In any case, this letter is just to touch base and let you know what’s going on, especially you comrades who do not own computers. I apologize for the delay in getting back to you, but it took some time for me to get set up. I will try to get the Bulletin of the Opposition back on track as soon as possible, but I am now confronted with the necessity which always confronts me every time I move to a new place: finding a printer who will do politically incorrect stuff and not have a screaming hissy fit. It may well be that my next few Bulletins must be couched in more than usually Aesopian language so as not to send some little girl copy shop clerk into hysterics. I have in the past repeatedly belabored the necessity for us to acquire and operate our own printing facilities so that we can print what we want without censorship, but we won’t get into that again. For now, a few quick points:

1. No More Excuses. The nay-sayers of all motivations have now been stripped of their biggest weapon against the Northwest Republic, the constant bleat “Harold’s living in Texas, Harold’s living in Texas, nyah nyah nyah nyah nyah.” I agree that it took me entirely too long to get here, but that is a subject for a longer and more in-depth analysis once I get a bit more settled in. The fact is that an existential change has taken place: I am no longer asking you to do anything I have not done myself. I think that this may well prove to be a point of critical importance. This may also lead to an escalation in government surveillance, private left-wing “monitoring” and NA criminal harassment directed against me, but them’s the breaks.
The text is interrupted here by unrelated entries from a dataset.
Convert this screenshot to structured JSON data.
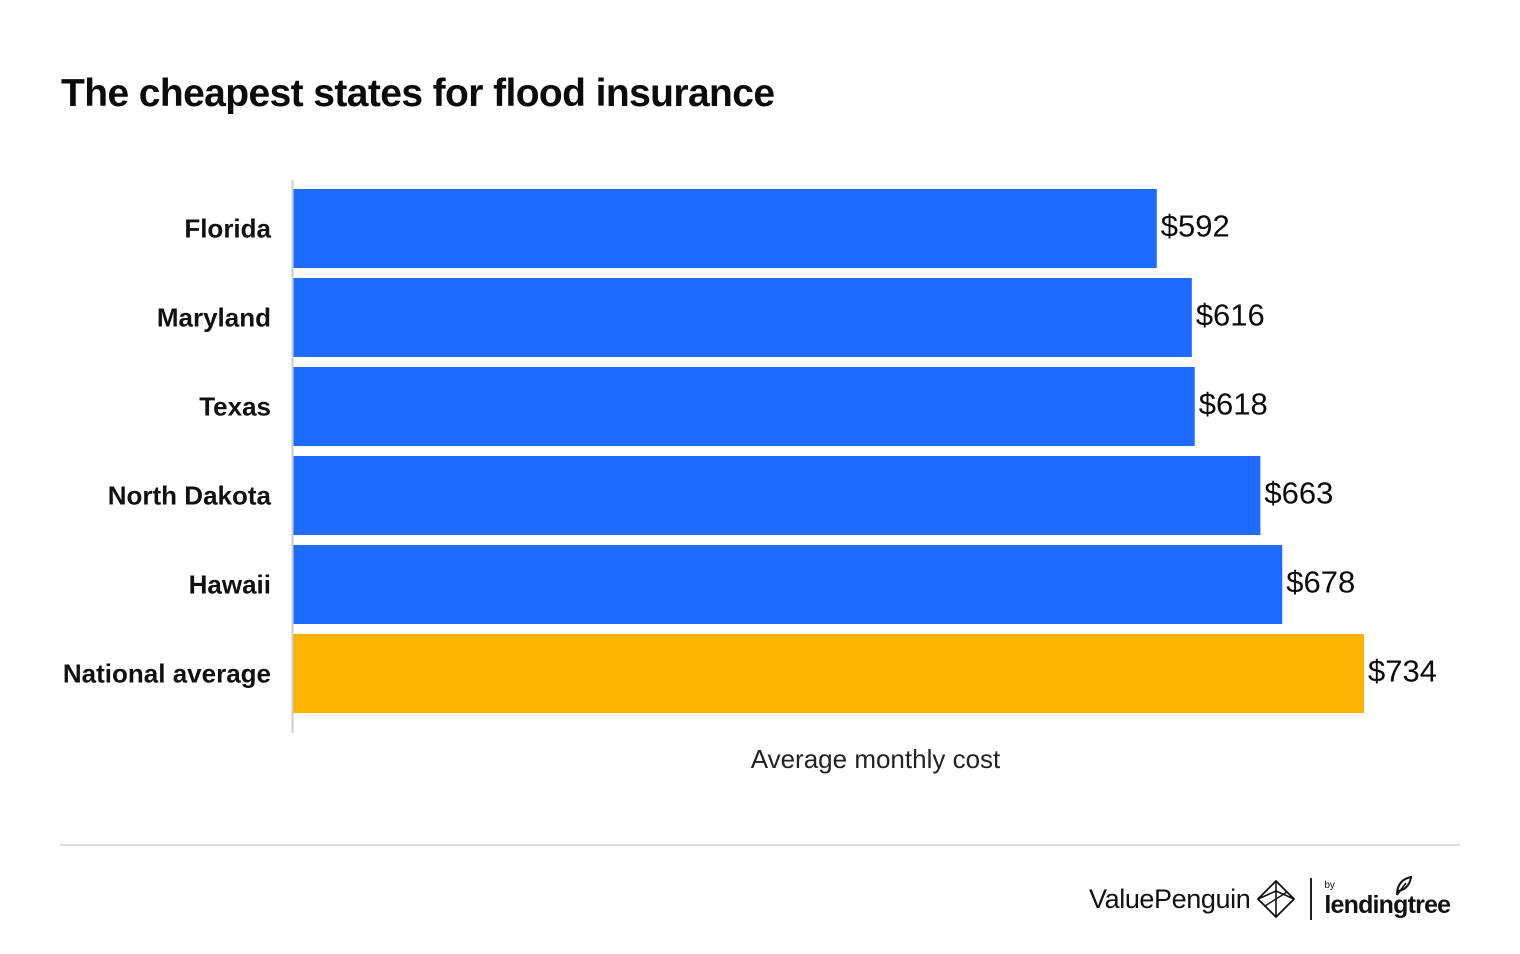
{
  "chart_data": {
    "type": "bar",
    "orientation": "horizontal",
    "title": "The cheapest states for flood insurance",
    "xlabel": "Average monthly cost",
    "ylabel": "",
    "categories": [
      "Florida",
      "Maryland",
      "Texas",
      "North Dakota",
      "Hawaii",
      "National average"
    ],
    "values": [
      592,
      616,
      618,
      663,
      678,
      734
    ],
    "value_labels": [
      "$592",
      "$616",
      "$618",
      "$663",
      "$678",
      "$734"
    ],
    "xlim": [
      0,
      734
    ],
    "grid": false,
    "legend": "none",
    "bar_colors": [
      "#206bff",
      "#206bff",
      "#206bff",
      "#206bff",
      "#206bff",
      "#f9b300"
    ],
    "axis_color": "#cccccc"
  },
  "footer": {
    "brand_primary": "ValuePenguin",
    "brand_by": "by",
    "brand_secondary": "lendingtree",
    "brand_mark_icon": "penguin-mark-icon",
    "leaf_icon": "leaf-icon"
  }
}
2. Summer Is Scouting Trip Time. All of you have some vacation coming due soon from whatever rat race jobs you work at. That vacation needs to be used for your scouting trip to the Northwest. For those of you close enough to drive, I have now traveled all three major routes to and from the Homeland: the High Passage of Interstate 90, the Southern Passage of Interstate 5, and the Middle Passage of Interstate 84. (That may sound melodramatic and corny, but remember the Oregon Trail?)

I would be hard put to describe which is more impressive, although cruising by Mount Shasta on I-5 would be hard to top. Yet now I come to think of it, driving down the Columbia River Gorge on I-84 is just as impressive and longer lasting. If you take I-90, make sure you stop for a few hours at the Little Big Horn battlefield monument, if only to pay your respects to the monolith with the names of Custer’s fallen heroes on it...almost all German and Irish names, in equal proportion. Many of you may have to fly into Sea-Tac or Portland or Boise, and since 9/11 that can be a real nuisance, but it’s not only something that has to be done, it’s worth it. (I keep telling you, I am actually asking you to do yourselves a favor by coming here to one of the best remaining parts of America.)

3. Suggestions Wanted. Our primary task for the next few years, possibly even for the next generation, is to get your ass up here. We must create the communities and the population base before we can think about any kind of overt action. But that doesn’t mean we can’t think about the future. An independent Aryan state in the Pacific, when, and by what road? In the RCC “debate” usually generates verbiage sans action, but in this case we need to create an RCC-wide discussion on the subject of the coming Northwest American Republic in order to begin channeling our thoughts and our aspirations in that direction.

The Northwest concept must become the generally understood and accepted strategy for White survival. The future of our people is here, and I am starting to see signs every day that we as a community are coming to realize that. So let’s not waste another year, shall we? Put in for that vacation and start planning your itinerary today, and aim for Homecoming by the spring of ‘03 at the latest. Don’t put it off for 18 months like I did.